Hace unos días tomábamos un café con Guada y sentimos un fuerte ruido, de algo que claramente había caído de la terraza al pasillo del PH en el que vivo.

Y ahí estaba la jarra. Aquella que en los últimos tiempos hacía las veces de regadera para las plantas de Agustina.

El viento la había hecho volar a tal punto que pasó por arriba de la baranda, golpeó las tejas, y terminó estampada contra las baldosas del corredor.

La levanté y la llevé hasta el tacho que, desde el momento en que Agustina me propuso reciclar, es el recipiente en el cual vertemos todo aquello que pueda ser reutilizado.

–Uh… la jarra de la leche –dijo Guada ni bien traspasé la puerta.
–Es verdad –comenté, mientras cierta nostalgia comprimía mis entrañas.
–Ahí nos preparabas el Nesquik… –casi susurró, dando cuenta de que también a ella la nostalgia le hacía cosquillas.
–Veinte años de historia que llegan a su fin –dije. Y tiré la jarra al tacho.

En aquellos tiempos de crianza, cuando virtualmente todo dependía de mí, recién separado, con mis hijas viviendo conmigo en la que había sido mi oficina que ahora debía convertir en un hogar para ellas y en medio de una situación económica desastrosa, organizarme era vital y el tiempo era un bien a multiplicar.

Tenía planillas con el menú de cada día planeado por tres semanas para asegurarme de darles una alimentación balanceada y una hoja con todo lo que hace falta en una casa en la que iba marcando lo que se iba terminando para usarla como lista del supermercado sin tener que perder tiempo en ver qué faltaba al momento de ir.

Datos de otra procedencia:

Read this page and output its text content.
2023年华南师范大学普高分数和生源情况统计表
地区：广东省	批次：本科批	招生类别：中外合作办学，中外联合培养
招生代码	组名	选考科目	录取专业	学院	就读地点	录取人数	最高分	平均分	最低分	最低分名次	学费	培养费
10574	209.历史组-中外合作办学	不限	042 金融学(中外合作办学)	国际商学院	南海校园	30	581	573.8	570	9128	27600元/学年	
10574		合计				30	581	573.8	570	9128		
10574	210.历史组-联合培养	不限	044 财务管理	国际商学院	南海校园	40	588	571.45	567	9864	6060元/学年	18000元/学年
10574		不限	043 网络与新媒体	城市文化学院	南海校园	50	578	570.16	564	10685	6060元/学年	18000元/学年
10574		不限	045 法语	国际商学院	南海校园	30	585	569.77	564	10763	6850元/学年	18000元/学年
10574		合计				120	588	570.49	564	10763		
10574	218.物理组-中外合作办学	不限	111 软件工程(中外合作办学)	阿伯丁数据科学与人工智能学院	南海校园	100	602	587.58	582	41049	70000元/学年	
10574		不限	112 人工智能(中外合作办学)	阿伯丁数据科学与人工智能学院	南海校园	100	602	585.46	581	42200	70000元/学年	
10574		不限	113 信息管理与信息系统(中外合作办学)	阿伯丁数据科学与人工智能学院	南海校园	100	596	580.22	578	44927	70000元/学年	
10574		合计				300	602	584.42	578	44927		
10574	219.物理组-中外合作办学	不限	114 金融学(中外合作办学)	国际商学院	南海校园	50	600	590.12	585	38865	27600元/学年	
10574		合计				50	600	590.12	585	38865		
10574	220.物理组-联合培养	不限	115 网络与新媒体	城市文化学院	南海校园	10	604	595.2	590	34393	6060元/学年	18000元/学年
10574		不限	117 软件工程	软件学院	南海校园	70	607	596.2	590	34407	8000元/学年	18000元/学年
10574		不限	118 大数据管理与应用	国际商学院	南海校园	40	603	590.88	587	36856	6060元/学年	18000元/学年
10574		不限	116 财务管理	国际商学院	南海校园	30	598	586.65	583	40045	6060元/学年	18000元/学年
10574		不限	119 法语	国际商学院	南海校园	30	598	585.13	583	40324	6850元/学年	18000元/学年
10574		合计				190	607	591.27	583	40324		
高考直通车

Les había comprado tres guardapolvos para que tuvieran uno limpio cada día por el camino de lavar los del lunes y el martes los miércoles y los tres el fin de semana y cada noche dejaba la ropa sucia en remojo dentro de la bañera, después de que ellas se hubieran bañado (sí, no tenía lavarropas).

Y entre la pila de cosas “sistematizadas” que formaban parte de mi rutina diaria, preparaba dos litros de leche chocolatada cada dos días. Para no tener que hacer todo el proceso en cada desayuno y cada merienda.

Así, a la hora de “la leche”, sacaba la jarra con Nesquik de la heladera, lo revolvía con una cuchara de madera y se los servía.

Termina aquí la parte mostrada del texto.